I do red light therapy separate from sauna for those reasons. I also want to control that. And I also don’t necessarily do red light therapy at the same time of day that I do sauna. I like sauna at night, several hours before bed so that I’m no longer trying to like cool myself or be sweaty or anything like that. I don’t sleep well if I have clammy skin, or I’m not freshly showered, or just finished a workout, my core temperature is still elevated.

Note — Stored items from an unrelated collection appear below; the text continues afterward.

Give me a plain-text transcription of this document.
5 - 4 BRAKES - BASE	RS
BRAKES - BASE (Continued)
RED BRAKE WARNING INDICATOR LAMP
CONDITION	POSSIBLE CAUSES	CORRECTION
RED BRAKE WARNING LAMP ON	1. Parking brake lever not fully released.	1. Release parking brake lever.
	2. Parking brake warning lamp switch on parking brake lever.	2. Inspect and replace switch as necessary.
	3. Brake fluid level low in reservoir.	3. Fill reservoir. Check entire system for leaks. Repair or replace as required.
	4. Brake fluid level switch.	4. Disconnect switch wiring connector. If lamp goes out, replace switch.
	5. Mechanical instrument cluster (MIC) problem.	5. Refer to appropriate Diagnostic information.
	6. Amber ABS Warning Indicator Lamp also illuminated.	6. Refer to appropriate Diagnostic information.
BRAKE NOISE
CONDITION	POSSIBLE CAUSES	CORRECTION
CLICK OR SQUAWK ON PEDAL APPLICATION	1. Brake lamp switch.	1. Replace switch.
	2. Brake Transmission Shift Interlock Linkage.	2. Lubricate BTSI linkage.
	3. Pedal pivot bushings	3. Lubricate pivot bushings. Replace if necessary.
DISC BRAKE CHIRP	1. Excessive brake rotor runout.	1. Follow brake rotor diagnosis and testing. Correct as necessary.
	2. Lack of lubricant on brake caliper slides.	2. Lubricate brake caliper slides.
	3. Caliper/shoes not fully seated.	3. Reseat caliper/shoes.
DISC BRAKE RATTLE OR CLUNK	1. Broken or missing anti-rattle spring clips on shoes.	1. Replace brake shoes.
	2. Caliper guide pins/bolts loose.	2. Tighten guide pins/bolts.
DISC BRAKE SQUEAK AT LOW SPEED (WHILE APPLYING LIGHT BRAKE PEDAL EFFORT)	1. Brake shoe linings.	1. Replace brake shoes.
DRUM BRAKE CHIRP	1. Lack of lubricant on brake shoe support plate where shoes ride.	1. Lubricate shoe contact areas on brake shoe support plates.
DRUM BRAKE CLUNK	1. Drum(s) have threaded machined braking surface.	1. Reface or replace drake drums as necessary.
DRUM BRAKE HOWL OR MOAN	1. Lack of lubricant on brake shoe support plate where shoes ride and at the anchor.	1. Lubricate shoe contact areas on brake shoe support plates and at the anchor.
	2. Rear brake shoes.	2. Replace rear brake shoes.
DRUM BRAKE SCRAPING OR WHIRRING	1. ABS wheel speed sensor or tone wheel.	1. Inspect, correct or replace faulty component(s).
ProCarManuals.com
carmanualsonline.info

In my opinion, red light therapy, unless you’re already hot, doesn’t really make you sweat. But there is a warmth to it. But it’s not something where I’m going to be sweating buckets. So I could do a workout, a sauna session, have dinner. Obviously, I’m showered already. Relax for an hour. And then maybe an hour before bed or something, I might do some red light therapy that doesn’t have low range light output, something where you would need blue blockers to block blue-green light or something like that. Other times, I would do it during a nap in the middle of the day or in the morning.

So I don’t necessarily like sauna-ing when I do that. Sauna-ing, is that a thing? It’s going to be a thing now. Sauna-ing, apostrophe-ing, I-N-G. But that’s my take on it. Like I said, we’ll do a bunch of follow-ups. I think you guys will have questions. So we’ll put this out first. We’ll let you have a chance to comment, digest. I know everyone’s going to post their individual question on this particular topic and ask. And we’ll bring those into the second video so that we can actually have distinct answers for you. I may even show you a research paper or two and give you my take on it. We’ll see you in the next one.